井上:僕、テレビで知ったんですよ。「あ、うちの先生逮捕されてる」って。最初は「なにがあったのかな?」くらいでしたね。

 でも、いきなり警察から「お前、脱税しただろう」ってめちゃくちゃ怒られたり、取り調べを受けたりして、ようやく事態を把握することができました。まさかこんな大ごとになるとは思いませんでした。完全に信頼して任せていたので。ただ、額面を見ての焦りはありませんでしたね。「1億、2億でしょ」って。ホストをやってたから金銭感覚がおかしかったんでしょうね。1店舗出すのに1億円以上出してたこともあったし。

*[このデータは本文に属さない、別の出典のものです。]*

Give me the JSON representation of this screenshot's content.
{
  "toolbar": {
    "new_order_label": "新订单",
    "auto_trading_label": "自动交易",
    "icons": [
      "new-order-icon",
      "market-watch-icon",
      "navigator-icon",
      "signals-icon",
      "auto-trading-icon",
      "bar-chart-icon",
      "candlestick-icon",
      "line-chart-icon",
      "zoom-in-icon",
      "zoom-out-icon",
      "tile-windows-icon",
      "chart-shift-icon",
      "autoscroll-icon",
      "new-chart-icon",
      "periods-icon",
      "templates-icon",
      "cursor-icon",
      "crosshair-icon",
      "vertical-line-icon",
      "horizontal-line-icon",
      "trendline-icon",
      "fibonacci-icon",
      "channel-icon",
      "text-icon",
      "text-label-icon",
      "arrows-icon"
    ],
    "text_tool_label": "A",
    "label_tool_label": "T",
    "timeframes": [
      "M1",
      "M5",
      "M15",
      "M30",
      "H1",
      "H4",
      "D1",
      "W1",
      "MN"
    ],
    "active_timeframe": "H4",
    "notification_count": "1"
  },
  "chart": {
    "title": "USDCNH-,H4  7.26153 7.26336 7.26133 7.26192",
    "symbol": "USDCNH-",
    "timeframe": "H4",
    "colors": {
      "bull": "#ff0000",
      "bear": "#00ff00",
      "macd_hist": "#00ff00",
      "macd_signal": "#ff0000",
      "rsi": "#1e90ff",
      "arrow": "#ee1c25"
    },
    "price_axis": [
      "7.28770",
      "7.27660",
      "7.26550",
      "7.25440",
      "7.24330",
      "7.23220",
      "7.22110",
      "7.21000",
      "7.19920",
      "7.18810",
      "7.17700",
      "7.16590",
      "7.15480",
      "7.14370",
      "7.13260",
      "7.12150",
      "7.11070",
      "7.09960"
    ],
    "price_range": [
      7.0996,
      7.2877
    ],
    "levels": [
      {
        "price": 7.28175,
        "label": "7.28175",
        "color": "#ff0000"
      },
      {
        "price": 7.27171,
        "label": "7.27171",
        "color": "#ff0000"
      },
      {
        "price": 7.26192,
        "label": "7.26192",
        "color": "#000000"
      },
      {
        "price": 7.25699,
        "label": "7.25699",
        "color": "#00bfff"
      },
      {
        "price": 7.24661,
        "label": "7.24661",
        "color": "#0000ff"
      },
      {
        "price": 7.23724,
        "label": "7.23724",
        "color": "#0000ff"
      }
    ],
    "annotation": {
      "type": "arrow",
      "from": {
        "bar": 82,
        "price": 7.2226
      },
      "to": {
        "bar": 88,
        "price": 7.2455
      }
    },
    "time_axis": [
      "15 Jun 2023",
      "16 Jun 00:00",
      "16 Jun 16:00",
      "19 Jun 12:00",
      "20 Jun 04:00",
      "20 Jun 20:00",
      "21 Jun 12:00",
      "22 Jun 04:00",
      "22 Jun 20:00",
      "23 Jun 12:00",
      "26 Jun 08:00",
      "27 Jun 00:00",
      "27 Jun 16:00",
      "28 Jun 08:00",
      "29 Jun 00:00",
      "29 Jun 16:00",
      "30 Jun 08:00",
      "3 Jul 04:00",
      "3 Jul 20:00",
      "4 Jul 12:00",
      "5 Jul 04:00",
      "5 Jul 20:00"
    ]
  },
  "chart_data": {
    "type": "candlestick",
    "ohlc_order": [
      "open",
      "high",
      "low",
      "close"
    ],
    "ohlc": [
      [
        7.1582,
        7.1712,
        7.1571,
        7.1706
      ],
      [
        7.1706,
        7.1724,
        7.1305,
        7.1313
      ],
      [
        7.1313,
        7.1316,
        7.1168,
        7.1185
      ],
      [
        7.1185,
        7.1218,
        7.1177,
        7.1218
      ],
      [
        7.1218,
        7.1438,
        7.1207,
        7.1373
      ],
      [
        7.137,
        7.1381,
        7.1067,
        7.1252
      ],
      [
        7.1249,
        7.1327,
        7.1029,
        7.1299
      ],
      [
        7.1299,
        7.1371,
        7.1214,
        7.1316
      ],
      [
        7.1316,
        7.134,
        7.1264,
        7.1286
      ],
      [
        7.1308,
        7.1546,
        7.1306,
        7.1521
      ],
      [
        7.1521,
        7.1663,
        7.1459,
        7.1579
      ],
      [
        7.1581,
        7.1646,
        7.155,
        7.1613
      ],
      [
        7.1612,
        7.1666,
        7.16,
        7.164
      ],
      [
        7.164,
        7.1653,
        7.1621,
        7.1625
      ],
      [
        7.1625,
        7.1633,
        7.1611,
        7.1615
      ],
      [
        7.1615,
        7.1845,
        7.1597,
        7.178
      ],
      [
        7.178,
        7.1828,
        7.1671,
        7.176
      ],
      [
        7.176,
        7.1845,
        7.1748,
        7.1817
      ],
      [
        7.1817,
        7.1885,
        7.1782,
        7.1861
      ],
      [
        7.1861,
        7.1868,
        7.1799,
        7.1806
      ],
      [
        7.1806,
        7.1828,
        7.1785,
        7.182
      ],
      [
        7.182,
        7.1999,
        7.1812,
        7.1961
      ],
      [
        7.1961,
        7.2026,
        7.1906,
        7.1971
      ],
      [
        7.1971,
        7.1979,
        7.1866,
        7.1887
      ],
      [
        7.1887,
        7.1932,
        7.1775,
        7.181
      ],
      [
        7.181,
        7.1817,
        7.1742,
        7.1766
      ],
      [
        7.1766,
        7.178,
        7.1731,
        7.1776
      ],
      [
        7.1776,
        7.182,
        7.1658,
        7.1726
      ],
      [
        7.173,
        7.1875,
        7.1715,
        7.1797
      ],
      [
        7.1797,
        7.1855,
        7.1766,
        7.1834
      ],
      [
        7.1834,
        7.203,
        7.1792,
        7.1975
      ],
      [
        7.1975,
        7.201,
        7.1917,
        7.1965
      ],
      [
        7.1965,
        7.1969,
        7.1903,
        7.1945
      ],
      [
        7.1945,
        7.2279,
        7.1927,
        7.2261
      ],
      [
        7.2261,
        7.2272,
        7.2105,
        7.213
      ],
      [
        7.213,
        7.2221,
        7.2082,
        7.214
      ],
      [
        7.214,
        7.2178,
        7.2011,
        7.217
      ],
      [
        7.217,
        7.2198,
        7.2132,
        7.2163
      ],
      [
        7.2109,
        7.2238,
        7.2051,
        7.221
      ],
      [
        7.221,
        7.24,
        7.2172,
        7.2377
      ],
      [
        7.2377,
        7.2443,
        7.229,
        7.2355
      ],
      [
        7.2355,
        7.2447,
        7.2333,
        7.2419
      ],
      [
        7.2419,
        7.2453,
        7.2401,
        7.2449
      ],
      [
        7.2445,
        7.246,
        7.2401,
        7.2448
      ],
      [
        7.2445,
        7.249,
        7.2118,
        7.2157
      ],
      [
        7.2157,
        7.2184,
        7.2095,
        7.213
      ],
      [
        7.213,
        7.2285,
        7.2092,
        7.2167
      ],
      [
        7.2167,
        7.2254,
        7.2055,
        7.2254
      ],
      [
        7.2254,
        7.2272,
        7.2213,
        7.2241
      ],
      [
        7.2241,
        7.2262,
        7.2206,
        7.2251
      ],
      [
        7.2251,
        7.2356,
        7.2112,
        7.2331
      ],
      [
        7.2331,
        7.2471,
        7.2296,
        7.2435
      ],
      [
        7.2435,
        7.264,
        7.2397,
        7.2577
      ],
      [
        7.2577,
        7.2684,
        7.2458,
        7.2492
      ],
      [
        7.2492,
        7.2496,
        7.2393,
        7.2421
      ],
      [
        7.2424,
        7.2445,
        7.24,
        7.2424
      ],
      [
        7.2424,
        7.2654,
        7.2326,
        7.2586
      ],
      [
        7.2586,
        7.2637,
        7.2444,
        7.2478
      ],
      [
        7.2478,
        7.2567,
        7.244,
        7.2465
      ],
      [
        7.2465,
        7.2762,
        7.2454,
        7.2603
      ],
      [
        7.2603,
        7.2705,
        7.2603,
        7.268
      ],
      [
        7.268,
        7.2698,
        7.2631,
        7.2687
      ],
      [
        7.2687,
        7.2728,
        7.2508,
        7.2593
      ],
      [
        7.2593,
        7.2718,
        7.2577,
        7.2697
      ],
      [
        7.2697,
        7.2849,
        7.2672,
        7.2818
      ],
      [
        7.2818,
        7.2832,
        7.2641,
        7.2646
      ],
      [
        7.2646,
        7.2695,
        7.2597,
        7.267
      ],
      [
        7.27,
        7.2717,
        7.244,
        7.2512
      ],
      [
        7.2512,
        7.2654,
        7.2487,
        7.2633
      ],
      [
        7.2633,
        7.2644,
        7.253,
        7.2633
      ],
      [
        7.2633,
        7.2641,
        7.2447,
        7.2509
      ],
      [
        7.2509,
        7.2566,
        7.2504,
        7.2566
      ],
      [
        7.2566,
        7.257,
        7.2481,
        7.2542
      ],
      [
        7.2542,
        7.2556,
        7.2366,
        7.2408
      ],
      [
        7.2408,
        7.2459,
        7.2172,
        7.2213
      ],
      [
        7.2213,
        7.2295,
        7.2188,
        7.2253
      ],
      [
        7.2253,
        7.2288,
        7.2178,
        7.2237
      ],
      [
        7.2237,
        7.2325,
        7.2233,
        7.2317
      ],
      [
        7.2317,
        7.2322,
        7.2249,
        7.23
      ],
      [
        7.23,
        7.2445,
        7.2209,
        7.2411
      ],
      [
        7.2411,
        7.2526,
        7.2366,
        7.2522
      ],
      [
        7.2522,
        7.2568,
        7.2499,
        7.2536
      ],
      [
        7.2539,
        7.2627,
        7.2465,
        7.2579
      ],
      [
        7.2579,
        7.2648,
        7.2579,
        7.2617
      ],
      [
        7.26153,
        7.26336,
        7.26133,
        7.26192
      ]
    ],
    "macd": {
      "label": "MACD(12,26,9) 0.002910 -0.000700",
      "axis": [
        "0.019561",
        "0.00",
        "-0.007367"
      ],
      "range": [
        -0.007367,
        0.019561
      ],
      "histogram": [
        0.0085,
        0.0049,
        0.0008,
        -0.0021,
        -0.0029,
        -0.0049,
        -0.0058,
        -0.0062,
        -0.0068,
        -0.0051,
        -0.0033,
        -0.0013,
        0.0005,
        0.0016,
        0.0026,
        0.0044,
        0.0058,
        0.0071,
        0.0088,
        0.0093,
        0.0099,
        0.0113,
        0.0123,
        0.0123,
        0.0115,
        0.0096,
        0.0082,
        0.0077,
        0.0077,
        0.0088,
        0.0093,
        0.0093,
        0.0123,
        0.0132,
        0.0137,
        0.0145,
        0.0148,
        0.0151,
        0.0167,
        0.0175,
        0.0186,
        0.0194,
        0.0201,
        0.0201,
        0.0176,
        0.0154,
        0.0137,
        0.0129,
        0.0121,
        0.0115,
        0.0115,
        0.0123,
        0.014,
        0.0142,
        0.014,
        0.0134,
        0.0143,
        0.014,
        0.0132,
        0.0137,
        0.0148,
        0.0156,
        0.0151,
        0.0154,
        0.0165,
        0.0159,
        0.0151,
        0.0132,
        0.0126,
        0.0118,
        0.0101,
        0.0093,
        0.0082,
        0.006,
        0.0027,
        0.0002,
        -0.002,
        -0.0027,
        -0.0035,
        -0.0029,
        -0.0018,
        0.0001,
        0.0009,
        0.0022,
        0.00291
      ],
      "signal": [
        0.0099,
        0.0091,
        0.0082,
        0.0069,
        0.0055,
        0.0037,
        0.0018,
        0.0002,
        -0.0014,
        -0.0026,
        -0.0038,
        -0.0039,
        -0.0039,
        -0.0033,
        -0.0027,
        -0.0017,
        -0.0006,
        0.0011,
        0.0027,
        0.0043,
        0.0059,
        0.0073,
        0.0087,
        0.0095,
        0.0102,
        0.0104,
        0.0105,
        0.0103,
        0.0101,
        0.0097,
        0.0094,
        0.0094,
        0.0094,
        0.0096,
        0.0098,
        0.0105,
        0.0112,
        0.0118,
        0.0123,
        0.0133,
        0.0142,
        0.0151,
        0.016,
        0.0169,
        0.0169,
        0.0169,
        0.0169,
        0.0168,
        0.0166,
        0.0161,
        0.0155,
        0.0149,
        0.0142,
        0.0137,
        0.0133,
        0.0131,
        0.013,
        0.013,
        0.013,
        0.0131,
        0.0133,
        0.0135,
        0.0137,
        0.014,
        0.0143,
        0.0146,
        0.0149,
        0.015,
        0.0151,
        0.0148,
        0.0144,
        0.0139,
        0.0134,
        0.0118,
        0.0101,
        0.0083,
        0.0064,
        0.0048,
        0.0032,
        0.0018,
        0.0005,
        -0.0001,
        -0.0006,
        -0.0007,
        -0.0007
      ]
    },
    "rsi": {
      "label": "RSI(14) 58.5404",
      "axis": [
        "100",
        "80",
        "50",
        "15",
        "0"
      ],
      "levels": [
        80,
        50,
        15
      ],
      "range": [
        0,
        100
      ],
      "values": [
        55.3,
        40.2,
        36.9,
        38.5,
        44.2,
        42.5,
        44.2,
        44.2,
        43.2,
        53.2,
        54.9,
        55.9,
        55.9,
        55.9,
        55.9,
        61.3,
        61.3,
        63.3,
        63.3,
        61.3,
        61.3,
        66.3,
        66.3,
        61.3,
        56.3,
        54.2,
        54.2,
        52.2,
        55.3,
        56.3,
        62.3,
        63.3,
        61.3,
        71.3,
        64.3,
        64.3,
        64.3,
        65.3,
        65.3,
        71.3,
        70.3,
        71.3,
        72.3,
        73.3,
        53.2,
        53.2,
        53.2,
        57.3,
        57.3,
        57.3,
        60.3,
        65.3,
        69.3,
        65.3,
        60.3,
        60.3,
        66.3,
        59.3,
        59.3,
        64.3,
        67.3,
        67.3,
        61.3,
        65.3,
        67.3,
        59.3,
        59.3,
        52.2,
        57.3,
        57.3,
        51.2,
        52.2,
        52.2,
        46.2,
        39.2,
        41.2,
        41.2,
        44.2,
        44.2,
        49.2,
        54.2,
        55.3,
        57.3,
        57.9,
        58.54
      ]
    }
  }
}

 お金のことよりも人が離れていくのが辛かったですね。悔しさとか、悲しさとか。僕は従業員のことをずっと家族だと思ってきたので、そっちの落ち込みが大きくて、飯も食えないし眠れなくなるんですよ。大阪の新聞でも報道されたので、「オーナーは悪い人なんじゃないのか」って1店舗ごと独立されたりもしました。